Fuera de la bahía mágica, Vieques alberga hermosas playas vírgenes como Sun Bay y Playa Negra, y un ambiente tranquilo, relajado, lejos del turismo masivo.
Playa Flamenco ha sido coronada repetidamente por TripAdvisor como una de las mejores playas del mundo. Su agua color turquesa, la arena blanca y suave, y el ambiente increíblemente tranquilo la hacen un paraíso sin igual.
La isla de Culebra también ofrece snorkeling de primer nivel en la Playa Carlos Rosario, donde encontrarás arrecifes de coral vibrantes y tortugas marinas. El Refugio Nacional de Vida Silvestre protege tortugas y manatíes.

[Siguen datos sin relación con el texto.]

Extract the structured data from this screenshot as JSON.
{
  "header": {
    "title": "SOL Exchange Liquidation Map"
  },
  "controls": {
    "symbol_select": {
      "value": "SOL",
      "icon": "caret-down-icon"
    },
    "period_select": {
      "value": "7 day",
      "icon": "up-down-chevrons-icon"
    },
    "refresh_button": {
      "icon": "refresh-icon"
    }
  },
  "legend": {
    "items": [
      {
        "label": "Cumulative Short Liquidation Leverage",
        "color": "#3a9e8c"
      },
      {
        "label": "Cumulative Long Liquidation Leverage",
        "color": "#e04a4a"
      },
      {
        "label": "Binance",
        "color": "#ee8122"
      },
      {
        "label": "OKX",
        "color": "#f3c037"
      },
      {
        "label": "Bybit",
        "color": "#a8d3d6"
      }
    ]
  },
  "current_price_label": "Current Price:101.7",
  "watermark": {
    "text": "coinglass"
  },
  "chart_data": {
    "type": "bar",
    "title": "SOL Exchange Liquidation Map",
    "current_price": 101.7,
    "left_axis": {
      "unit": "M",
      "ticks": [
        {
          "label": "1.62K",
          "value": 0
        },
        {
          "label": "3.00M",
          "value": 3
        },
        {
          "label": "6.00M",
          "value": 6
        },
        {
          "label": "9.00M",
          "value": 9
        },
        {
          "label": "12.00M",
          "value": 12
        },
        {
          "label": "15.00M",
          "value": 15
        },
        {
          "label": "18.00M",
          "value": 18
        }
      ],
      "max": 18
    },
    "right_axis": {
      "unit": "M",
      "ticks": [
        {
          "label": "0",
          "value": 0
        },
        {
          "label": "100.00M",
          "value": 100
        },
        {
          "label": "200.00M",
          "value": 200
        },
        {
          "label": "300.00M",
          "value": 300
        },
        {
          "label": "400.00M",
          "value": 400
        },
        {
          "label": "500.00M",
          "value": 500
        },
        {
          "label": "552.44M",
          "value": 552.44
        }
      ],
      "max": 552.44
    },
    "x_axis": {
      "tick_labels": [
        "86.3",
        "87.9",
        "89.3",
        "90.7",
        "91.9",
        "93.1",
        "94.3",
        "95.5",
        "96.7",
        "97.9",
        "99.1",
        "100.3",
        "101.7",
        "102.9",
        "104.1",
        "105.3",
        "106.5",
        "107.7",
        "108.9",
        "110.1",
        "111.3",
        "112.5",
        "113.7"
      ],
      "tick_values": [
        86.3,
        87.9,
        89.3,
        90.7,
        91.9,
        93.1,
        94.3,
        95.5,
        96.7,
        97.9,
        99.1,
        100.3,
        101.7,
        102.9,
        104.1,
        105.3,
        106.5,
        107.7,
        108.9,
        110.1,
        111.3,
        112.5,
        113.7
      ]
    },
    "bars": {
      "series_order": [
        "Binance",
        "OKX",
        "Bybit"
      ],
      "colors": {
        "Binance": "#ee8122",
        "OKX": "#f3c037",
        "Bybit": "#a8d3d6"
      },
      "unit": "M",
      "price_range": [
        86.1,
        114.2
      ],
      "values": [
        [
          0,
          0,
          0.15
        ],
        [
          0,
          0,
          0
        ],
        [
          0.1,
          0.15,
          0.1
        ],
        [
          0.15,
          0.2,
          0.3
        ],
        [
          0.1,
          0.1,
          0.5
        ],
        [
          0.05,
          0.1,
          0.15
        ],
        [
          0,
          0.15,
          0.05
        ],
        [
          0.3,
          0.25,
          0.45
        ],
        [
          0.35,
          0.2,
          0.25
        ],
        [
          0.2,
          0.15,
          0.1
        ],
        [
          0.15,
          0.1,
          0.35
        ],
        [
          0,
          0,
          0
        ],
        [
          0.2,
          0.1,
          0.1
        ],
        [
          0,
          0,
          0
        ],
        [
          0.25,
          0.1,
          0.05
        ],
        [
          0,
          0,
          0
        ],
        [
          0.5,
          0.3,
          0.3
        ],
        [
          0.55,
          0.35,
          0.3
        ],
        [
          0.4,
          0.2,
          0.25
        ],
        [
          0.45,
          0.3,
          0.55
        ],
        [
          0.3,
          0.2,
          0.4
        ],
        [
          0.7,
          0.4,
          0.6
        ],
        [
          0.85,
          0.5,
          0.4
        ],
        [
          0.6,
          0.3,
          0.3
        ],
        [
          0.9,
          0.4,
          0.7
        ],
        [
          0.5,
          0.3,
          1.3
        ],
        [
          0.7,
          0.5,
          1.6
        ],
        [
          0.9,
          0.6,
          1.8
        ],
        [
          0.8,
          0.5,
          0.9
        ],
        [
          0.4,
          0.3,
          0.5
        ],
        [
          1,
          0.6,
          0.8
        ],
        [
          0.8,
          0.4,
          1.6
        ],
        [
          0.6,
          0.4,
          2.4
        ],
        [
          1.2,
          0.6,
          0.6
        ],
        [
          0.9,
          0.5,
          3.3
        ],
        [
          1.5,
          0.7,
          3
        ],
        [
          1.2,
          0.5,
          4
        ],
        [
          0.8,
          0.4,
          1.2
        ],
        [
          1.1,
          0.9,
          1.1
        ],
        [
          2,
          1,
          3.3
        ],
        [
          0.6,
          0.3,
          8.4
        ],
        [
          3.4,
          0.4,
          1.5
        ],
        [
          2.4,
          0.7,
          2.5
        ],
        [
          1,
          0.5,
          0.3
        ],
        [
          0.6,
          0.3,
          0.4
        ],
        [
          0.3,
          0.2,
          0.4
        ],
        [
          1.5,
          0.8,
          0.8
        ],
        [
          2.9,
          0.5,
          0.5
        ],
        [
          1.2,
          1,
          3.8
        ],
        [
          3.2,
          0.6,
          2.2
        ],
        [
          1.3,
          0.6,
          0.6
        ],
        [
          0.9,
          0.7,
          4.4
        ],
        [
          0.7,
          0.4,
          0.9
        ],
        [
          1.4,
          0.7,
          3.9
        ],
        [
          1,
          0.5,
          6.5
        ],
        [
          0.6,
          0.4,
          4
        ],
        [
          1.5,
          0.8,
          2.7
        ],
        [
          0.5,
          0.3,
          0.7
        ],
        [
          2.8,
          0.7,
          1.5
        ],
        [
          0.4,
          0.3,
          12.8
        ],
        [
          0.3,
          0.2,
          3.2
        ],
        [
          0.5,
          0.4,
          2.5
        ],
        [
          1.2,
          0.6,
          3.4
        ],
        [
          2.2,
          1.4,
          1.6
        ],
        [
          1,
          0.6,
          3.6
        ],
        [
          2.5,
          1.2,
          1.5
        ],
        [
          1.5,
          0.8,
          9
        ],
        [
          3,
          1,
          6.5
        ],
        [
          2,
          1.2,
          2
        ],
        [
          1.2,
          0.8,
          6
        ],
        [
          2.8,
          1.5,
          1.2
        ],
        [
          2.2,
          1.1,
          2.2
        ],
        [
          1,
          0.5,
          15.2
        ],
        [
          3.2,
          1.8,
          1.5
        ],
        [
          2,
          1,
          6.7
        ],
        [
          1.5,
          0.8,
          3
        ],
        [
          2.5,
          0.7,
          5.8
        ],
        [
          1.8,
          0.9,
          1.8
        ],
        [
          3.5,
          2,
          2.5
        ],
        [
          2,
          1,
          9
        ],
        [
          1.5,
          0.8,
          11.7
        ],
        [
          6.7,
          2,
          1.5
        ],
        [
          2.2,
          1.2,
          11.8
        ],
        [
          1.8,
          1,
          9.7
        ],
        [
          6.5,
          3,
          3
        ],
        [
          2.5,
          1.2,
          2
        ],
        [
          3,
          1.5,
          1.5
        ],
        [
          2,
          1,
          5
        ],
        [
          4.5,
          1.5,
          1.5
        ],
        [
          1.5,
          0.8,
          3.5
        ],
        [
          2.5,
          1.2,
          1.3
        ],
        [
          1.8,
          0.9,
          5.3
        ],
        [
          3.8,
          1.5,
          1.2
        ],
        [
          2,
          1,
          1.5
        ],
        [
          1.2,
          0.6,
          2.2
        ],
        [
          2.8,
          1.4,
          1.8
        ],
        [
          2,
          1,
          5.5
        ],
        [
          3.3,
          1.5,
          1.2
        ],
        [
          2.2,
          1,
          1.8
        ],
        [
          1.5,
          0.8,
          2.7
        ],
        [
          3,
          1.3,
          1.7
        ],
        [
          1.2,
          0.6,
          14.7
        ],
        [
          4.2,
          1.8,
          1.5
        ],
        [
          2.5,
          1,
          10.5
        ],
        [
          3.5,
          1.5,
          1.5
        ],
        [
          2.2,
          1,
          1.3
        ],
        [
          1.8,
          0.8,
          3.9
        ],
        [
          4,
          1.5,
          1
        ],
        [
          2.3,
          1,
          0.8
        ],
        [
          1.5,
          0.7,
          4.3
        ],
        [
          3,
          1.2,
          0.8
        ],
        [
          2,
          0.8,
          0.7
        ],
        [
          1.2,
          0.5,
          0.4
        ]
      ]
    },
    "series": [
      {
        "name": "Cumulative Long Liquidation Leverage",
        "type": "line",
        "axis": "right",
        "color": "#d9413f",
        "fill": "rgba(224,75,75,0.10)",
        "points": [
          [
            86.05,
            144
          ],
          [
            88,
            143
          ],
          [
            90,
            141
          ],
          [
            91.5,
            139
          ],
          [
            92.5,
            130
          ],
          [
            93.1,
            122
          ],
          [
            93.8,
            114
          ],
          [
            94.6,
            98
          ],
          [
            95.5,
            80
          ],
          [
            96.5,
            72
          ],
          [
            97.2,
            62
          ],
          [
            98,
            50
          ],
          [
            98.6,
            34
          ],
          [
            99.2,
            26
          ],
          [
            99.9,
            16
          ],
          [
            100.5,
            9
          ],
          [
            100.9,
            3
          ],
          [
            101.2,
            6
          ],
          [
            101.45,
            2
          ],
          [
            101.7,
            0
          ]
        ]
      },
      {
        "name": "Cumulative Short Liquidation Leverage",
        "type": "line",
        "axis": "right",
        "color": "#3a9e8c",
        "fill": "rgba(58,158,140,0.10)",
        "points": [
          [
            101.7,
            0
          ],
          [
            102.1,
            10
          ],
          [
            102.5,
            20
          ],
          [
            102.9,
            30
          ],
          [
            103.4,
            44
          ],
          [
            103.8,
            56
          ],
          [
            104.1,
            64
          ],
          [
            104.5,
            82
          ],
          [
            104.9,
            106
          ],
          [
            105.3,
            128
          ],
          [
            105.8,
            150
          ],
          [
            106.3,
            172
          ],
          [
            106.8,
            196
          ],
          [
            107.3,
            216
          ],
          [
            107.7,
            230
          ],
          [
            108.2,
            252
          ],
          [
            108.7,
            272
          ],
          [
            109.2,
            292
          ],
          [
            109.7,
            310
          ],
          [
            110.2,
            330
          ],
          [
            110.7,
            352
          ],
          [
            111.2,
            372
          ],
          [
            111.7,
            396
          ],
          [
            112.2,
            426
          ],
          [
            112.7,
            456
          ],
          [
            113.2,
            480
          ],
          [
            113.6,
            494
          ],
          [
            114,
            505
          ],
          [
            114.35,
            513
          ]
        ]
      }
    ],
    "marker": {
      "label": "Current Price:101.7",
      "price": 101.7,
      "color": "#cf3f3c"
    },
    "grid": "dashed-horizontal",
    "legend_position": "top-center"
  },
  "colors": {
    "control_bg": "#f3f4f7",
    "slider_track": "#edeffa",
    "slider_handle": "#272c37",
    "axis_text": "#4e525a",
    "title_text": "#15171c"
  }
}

La segunda ciudad más grande de Puerto Rico es un tesoro cultural e histórico. La icónica Plaza Las Delicias está dominada por el colorido Parque de Bombas, un antiguo cuartel de bomberos del siglo XIX convertido en museo.
El Museo de Arte de Ponce alberga una de las colecciones más importantes de arte europeo y latinoamericano del Caribe, con obras del Renacimiento, Barroco y Prerrafaelismo.
El Aeropuerto Internacional Luis Muñoz Marín (SJU) recibe vuelos directos desde toda Norteamérica y Europa. No necesitas pasaporte si viajas desde EE.UU.
Alquila un carro para explorar la isla. El transporte público es limitado fuera de San Juan. Las islas de Vieques y Culebra se alcanzan en ferry desde Ceiba.
De diciembre a abril el clima es seco y fresco — la temporada alta. La temporada de huracanes es de junio a noviembre, aunque la isla vale la pena todo el año.
El dólar estadounidense (USD) es la moneda oficial. No necesitas cambiar moneda si viajas desde EE.UU. Las tarjetas de crédito son ampliamente aceptadas.
El español es el idioma principal, aunque el inglés es ampliamente hablado en áreas turísticas. Los puertorriqueños son ciudadanos estadounidenses.
Puerto Rico tiene casi 300 playas. Los balnearios públicos tienen facilidades completas. Playa Flamenco (Culebra) es constantemente elegida entre las mejores del mundo.